UPDATE: Top SEM firm will be foundation for Aegis' search practices in 24 countries.
UK-based Aegis Group announced today that it has acquired privately held search engine marketing firm iProspect for $50 million.
The deal will give Aegis 100 percent of the SEM firm’s equity, which was previously held by its founders. Aegis will pay $32 million in cash and $18 million in deferred cash over two years, subject to iProspect’s performance.
iProspect will continue on as a standalone brand, keeping all 85 employees, including founder and CEO Fredrick Marckini and president Robert Murray. The company also plans to aggressively hire to meet its expanded needs, Marckini said.
Watertown, Mass.-based iProspect will become part of Isobar, Aegis’ umbrella brand created in July 2004 to house its worldwide digital and one-to-one assets, which include Boston’s Carat Interactive, Korea’s Agency W, Australia’s One Digital, and China’s WWWINS. This is Isobar’s first acquisition in the U.S. market, and the seventh for Isobar globally in the past six months. Aegis’ media operations are held under the Bizeum brand, and its research is under the Synovate brand.
“We believe that iProspect and search engine marketing fit hand-in-glove with Isobar’s vision of the future of digital marketing,” Marckini said. “Most importantly, our new place within the Isobar family will give us global reach and a direct affiliation with some of the world’s most talented and innovative digital agencies.”
According to Sarah Fay, president of Carat Interactive and Isobar U.S., Isobar’s worldwide network sets it apart from other agencies, and iProspect’s expertise, training practices, and technology will help those worldwide agencies develop their own search practices. iProspect’s iSEBA search marketing tool provides PPC bid management, campaign tracking and reporting.

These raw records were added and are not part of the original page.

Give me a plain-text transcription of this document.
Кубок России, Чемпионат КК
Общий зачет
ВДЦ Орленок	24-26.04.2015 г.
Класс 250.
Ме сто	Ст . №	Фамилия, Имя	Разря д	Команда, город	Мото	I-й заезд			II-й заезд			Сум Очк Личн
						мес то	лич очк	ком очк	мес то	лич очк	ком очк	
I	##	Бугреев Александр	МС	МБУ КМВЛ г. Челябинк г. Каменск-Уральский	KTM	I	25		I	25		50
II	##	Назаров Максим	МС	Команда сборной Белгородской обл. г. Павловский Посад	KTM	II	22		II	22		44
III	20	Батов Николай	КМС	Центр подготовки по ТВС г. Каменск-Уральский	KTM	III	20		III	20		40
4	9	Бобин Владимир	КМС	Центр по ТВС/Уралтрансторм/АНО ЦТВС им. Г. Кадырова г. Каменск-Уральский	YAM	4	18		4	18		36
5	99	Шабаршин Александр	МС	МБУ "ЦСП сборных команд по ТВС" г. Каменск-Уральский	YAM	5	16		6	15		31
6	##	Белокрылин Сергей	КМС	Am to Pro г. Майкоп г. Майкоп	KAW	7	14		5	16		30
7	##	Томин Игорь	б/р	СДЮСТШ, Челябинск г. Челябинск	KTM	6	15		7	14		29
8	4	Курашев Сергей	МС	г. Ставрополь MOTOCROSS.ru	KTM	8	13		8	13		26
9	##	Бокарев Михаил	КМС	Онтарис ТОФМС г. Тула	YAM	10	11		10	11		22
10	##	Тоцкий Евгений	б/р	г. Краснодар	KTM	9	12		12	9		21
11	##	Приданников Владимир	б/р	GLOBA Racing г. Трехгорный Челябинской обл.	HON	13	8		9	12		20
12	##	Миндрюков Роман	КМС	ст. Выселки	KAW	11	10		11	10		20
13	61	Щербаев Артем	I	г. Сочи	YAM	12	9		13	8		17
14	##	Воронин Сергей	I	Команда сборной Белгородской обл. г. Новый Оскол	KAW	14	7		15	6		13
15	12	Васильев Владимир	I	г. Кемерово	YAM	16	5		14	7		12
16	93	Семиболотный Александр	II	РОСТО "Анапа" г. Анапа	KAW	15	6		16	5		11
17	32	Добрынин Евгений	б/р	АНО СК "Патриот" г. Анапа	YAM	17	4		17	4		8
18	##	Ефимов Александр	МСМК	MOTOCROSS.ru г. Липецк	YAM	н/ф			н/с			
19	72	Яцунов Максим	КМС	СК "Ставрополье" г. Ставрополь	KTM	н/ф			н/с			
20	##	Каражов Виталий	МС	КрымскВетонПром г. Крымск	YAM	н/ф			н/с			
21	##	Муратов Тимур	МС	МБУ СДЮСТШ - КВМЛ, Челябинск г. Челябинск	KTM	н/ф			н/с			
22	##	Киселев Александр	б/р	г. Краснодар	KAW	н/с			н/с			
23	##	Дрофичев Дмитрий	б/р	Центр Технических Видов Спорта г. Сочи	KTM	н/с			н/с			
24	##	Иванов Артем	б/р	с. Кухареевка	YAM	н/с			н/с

iProspect has been running campaigns in other countries and languages since 1998, but the demand has only heated up in the past year, Marckini said. The company’s technology and processes for optimizing campaigns can be universally applied, since search engine algorithms don’t change from country to country. The challenge has been in working with keywords in multiple languages. That’s where Isobar’s local agencies will be able to take the lead, he said.
iProspect topped a list of organic optimization leaders in a recent JupiterResearch report, and was named a challenger in paid listings.
Fay said this move signals a growing movement toward the mainstream for SEM. “We believe that search engine marketing will become a fundamental part of mainstream marketing. It already represents more than 30 percent of online advertising spend in the U.S., and is a key driver in our industry’s growth,” Fay said.